The original intention of the toolkit was to provide a set of primitives to carry out S/MIME operations using relatively high-level functions. However, we get so many questions about using the "raw" RSA functions that we've added this section on techniques.

The functions RSA_RawPublic and RSA_RawPrivate just carry out the basic RSA encryption or decryption operation on a "raw" block of data. The block must be exactly the same length in bytes as the length of the RSA key modulus; it must obey certain mathematical properties (in practice, make sure the first byte is zero); and it should be "padded" in a certain way to improve security and make it easier to pass to other systems (the built-in cryptographic functions in .NET hide this part of the process from you).

Encrypting and signing with RSA

Encryption and signing use the same RSA operations:

Use the function RSA_EncodeMsg to encode or "pad" the message data you want to encrypt or sign. Remember that Encoding is Not Encryption.

Examples

Please check the latest examples on our web site at <http://www.cryptosys.net/pki/pkiexamples.html>.

More Techniques

For encryption in practice, except for very short messages, we generate a random session key, encrypt that using RSA, and then encrypt the plaintext using a faster, symmetric block cipher like Triple DES or AES-128 (hint to implementors: do this in CBC mode, it's much more secure than ECB).
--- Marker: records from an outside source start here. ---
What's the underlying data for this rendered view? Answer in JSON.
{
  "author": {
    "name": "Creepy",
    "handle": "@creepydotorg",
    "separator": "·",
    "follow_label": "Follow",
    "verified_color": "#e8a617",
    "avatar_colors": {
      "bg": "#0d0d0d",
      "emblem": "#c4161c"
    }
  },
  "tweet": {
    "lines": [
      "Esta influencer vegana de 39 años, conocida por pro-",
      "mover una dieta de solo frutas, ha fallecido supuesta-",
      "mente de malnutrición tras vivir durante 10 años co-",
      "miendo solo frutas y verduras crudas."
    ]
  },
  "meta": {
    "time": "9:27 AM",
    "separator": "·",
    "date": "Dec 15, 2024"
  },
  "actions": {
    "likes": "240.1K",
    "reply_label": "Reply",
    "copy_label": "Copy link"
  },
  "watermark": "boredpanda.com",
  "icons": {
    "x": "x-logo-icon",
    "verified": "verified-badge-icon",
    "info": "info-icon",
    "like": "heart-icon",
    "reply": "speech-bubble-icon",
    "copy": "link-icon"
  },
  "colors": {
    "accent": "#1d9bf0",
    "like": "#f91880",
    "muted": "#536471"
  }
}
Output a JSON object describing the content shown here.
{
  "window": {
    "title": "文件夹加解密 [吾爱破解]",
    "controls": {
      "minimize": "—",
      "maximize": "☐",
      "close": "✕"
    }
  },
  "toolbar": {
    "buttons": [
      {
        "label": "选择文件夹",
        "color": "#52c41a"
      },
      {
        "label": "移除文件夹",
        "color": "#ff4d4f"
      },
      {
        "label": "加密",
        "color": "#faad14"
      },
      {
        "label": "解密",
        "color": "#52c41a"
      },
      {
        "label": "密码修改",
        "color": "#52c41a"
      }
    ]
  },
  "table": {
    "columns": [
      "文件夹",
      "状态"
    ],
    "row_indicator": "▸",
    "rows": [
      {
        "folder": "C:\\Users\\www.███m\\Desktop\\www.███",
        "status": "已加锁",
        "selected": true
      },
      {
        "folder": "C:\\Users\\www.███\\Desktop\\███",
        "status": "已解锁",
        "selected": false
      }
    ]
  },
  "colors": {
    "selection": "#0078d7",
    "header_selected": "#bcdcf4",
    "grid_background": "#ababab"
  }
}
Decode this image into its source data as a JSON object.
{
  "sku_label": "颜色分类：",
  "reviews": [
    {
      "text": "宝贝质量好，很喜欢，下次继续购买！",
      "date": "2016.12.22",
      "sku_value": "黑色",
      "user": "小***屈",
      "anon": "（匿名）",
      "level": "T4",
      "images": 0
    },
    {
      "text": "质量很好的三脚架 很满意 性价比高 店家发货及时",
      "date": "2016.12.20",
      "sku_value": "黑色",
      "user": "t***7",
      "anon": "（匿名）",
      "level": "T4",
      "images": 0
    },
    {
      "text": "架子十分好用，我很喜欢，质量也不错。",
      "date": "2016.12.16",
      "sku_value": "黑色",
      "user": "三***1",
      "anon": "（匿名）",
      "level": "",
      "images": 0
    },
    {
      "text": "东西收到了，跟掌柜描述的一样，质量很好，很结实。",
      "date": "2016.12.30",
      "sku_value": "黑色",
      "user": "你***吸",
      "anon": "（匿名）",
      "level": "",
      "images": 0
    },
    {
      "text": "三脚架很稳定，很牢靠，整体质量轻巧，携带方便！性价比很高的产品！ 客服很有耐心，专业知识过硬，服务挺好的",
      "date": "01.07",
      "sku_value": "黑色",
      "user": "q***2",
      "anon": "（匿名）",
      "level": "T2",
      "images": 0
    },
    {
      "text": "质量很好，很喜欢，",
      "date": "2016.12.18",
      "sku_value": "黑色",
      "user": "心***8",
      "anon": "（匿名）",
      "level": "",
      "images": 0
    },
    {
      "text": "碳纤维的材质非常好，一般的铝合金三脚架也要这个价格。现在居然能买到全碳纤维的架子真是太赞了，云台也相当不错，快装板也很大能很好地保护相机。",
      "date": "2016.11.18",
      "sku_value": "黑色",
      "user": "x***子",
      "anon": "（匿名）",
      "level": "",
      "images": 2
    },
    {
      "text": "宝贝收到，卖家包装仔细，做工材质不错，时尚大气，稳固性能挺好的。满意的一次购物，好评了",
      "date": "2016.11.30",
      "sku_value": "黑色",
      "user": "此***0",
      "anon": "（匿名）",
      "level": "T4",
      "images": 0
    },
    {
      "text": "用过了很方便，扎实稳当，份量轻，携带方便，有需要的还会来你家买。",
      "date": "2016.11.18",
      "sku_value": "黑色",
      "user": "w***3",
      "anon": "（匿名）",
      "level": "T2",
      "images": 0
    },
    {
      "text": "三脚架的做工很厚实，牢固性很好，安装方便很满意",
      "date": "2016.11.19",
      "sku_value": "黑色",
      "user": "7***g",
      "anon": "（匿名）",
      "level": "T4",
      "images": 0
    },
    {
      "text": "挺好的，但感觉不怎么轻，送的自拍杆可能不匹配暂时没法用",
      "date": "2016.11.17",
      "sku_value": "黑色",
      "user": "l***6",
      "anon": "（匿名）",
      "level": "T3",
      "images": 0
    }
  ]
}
This session key is sometimes referred to as the Content Encryption Key (CEK). You would then need to transmit a message to your recipient in the form

+----------------------+----+----------------------------------------------+
| CEK-encrypted-by-RSA | IV | Data-encrypted-by-symmetric-cipher-using-CEK |
+----------------------+----+----------------------------------------------+

where IV is the initialization Vector for the block cipher encryption, generated uniquely each time. To decrypt, parse the input into its three components, use the RSA private key (held separately) to decrypt the RSA block and hence get the CEK to use to decrypt the main body of data. This technique is as strong as its weakest link. Triple DES with a full 192-bit triple key is equivalent in security to a 2048-bit RSA key (Ref: [SP80057]).

For digital signing, unless the message is very short, we generate a message digest of the original message using a hash function, "encrypt" the digest using the RSA private key, and then send this block on to our recipient as a "digital signature", usually together with the message itself.

+---------------+------------------+---------------------+
|Hash algorithm | Original message | RSA Signature block |
+---------------+------------------+---------------------+

To verify, the recipient parses the input into its components and then "decrypts" the RSA block using the sender's public key to recover the message digest. She then independently computes the message digest hash of the received message and compares the two. If they are the same, then the signature has been verified.